Mas e agora que vários jovens fazem quadros iguais aos seus? “Não me fará clientes, eles não têm a minha experiência, vão ser sempre diferentes e à medida que o tempo passar vão mudando de estilo.” Não tivessem tantos outros mestres inspirado novos artistas e criado correntes no passado, por isso o pintor pretende continuar a ensinar não só pelo prazer como pela perpetuação da técnica. “Não vim para Macau para ser rico, se vender o número de quadros suficientes para viver sou um homem feliz”, diz.

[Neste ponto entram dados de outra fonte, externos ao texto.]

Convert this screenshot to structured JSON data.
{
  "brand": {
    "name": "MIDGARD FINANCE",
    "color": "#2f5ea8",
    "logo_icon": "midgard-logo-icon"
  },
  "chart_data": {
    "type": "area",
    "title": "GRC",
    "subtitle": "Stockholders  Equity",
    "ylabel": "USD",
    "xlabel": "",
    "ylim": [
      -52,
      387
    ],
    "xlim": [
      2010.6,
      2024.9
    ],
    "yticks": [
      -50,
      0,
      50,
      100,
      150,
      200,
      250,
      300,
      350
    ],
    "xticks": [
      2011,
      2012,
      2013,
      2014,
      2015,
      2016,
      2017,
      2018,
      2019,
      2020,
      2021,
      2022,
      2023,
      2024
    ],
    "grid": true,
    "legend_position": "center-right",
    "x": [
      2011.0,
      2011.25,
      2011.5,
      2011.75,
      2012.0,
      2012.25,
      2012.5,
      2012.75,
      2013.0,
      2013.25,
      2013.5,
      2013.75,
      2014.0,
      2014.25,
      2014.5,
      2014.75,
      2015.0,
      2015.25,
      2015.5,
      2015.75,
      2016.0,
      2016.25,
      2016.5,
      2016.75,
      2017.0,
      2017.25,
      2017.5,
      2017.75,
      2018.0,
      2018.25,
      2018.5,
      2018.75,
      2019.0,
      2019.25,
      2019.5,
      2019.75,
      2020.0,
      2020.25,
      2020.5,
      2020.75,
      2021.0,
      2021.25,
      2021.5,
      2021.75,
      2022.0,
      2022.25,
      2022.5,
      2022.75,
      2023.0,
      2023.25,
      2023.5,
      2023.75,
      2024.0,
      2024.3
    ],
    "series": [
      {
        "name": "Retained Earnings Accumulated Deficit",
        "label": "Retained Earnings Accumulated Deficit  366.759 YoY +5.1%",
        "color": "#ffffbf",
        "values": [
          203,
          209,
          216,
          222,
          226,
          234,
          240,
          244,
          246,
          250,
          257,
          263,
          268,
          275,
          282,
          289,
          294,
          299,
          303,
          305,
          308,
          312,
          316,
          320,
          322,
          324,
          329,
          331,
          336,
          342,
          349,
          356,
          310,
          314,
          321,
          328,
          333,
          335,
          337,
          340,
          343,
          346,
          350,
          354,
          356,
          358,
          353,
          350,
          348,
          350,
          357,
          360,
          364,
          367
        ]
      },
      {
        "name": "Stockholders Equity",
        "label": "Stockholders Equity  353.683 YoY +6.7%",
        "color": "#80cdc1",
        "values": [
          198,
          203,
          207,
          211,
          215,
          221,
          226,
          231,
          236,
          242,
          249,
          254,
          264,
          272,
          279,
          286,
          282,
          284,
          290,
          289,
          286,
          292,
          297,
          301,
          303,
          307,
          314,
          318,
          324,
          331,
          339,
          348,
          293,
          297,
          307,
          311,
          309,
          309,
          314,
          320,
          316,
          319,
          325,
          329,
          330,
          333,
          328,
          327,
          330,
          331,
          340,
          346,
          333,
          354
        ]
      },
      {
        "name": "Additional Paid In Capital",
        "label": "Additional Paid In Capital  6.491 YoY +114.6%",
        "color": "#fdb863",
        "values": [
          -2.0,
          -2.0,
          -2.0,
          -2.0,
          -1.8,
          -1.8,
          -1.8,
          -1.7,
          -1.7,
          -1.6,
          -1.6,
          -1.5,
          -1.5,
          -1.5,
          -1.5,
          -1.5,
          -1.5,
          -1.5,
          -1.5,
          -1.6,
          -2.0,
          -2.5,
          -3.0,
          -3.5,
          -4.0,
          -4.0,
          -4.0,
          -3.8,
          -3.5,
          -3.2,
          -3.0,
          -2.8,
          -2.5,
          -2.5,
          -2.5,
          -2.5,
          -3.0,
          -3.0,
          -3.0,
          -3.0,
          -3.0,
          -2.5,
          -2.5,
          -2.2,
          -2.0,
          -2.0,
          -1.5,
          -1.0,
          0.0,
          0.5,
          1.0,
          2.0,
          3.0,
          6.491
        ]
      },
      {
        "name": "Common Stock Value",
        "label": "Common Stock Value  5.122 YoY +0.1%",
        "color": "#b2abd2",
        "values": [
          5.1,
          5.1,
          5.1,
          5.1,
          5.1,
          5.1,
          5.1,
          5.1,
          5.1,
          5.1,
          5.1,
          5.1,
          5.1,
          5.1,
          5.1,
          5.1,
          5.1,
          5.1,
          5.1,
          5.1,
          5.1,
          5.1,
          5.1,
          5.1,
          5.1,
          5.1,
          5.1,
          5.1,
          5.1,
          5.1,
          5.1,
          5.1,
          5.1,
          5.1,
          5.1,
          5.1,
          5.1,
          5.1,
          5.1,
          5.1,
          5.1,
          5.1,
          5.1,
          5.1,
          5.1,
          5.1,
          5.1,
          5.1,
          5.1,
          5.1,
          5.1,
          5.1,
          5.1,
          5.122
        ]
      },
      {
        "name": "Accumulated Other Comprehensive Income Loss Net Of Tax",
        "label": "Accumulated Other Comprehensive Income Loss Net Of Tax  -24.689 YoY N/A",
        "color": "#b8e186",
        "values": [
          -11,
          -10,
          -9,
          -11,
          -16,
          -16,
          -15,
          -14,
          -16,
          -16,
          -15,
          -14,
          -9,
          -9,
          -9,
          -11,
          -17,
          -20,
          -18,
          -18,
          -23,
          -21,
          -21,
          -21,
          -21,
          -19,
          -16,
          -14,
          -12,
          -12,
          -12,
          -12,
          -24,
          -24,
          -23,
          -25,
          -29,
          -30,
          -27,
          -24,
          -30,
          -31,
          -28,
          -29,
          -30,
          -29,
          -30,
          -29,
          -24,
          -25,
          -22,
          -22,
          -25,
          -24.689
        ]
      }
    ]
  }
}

Mas e se fosse rico? “Gostava de financiar as escolas mais pobres para que tivessem departamentos artísticos. Algumas precisam de edifícios melhores, gostava de lhes dar dinheiro para isso e para financiar bolsas de estudo aos meus alunos para estudarem no estrangeiro.”

Denis Murrell tem na calha mais oficinas no Museu de Arte e foi convidado para leccionar um curso na Universidade de Ciência e Tecnologia. Em 2016 vai ter uma exposição individual no Centro UNESCO de Macau.